The UK drugmaker and its partner, Vir Biotechnology, said on Thursday that initial tests suggested their antibody treatment, called sotrovimab, was effective against Omicron’s mutations.

The research has not been peer-reviewed and lab tests of sotrovimab are still to be completed but the UK health regulator on Thursday approved its use for high-risk patients. The companies said they would provide updated data by the end of this year.

This week, biotech group Regeneron said the mutations in the Omicron variant could make its antibody treatment, ronapreve, less effective against Covid.

An antibody treatment made by Eli Lilly already showed signs of being less effective against other variants. The company advises against using one of its antibodies, bamlanivimab, on its own to tackle the Delta strain but says a combination can still treat the variant. It expects results on Omicron in the coming weeks.

Scientists have been particularly worried about the ability of antibody treatments — engineered versions of antibodies to the original virus that are used to bolster a patient’s immune response — to tackle the new variant.

While vaccines teach the immune system to recognise the whole spike protein on the virus, many antibody treatments focus entirely on the receptor binding domain, where the virus binds to cells it is attacking. The Omicron strain has 15 mutations in this area.
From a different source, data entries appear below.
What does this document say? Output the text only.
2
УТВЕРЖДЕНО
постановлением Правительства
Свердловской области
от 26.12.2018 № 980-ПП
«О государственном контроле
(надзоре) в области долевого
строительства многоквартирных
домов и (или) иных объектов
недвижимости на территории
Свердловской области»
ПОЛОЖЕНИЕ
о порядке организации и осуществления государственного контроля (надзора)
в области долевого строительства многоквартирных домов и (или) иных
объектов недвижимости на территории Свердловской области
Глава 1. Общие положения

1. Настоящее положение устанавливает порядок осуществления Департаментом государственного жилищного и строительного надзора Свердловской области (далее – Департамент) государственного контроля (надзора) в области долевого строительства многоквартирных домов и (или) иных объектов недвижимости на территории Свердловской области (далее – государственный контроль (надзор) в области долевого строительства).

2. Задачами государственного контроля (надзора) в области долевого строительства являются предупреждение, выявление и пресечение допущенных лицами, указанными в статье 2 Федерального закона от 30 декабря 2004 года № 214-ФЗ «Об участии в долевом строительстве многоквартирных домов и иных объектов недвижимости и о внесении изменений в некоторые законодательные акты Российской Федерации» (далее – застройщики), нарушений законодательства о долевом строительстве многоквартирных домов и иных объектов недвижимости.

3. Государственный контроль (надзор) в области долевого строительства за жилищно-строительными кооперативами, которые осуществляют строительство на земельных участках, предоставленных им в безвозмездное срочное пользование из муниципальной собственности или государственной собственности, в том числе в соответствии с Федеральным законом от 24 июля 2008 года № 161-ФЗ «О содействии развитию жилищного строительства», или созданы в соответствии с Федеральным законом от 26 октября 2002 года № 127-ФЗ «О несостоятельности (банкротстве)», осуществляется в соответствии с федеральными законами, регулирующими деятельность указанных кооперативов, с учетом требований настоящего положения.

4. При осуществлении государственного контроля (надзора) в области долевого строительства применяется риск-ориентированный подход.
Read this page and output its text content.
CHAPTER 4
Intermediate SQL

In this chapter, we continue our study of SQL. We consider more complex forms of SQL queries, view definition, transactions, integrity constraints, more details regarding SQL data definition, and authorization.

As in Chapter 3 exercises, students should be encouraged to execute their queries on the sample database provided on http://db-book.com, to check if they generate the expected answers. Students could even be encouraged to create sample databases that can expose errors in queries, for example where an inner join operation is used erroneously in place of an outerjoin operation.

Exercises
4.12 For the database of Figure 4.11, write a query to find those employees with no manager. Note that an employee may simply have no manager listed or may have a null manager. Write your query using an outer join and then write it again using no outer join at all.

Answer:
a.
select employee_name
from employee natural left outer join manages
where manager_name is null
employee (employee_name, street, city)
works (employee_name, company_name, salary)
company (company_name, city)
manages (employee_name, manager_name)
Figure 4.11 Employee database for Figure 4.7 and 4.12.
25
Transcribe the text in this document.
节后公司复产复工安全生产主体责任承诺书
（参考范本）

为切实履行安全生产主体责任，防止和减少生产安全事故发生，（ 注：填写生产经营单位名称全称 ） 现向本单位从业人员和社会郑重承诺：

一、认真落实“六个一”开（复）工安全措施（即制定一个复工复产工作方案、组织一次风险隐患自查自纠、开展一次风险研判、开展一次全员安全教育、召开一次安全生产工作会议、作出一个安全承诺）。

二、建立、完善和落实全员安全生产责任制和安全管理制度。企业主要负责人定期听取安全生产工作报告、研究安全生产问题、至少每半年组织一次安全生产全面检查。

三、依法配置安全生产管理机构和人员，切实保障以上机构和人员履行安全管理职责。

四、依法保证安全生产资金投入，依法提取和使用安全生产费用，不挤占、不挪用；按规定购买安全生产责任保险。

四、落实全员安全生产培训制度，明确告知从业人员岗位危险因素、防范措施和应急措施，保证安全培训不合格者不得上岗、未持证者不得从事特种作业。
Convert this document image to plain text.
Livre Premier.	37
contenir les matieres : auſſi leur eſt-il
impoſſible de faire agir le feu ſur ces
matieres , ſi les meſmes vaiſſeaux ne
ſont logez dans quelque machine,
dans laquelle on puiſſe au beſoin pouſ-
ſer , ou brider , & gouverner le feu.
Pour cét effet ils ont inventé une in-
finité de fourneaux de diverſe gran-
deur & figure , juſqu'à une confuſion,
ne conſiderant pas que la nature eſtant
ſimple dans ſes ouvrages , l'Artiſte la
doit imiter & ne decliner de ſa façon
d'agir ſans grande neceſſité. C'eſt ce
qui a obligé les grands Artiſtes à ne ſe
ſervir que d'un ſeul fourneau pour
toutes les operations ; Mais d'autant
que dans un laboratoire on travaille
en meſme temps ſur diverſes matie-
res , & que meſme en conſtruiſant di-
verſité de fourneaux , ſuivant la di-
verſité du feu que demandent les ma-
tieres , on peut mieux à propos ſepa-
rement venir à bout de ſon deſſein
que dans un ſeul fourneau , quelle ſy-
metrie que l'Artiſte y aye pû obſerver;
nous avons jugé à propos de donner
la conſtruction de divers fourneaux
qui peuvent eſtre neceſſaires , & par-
Hal Barron, GSK’s chief scientific officer, said the company was working to expand access to the treatment worldwide. “Though early, these pre-clinical data support our long-held view on the potential for sotrovimab to maintain its activity as the virus continues to mutate,” he said.

George Scangos, Vir’s chief executive, said the treatment was “deliberately designed with a mutating virus in mind”.

“By targeting a . . . region of the spike protein that is less likely to mutate, we hoped to address both the current Sars CoV-2 virus and future variants we expected would be inevitable,” he said.

The UK’s Medicines and Healthcare products Regulatory Agency approved GSK’s drug for high-risk patients with mild and moderate cases. The regulator said it would work with GSK to establish if Omicron will have any impact on the drug’s efficacy.

GSK’s treatment has already been approved in the US.

June Raine, the MHRA’s chief executive, said: “This is yet another therapeutic that has been shown to be effective at protecting those most vulnerable to Covid-19, and signals another significant step forward in our fight against this devastating disease.”

Shares in GSK gained 0.9 per cent in pre-market trading on Thursday, while Vir rose 2.2 per cent.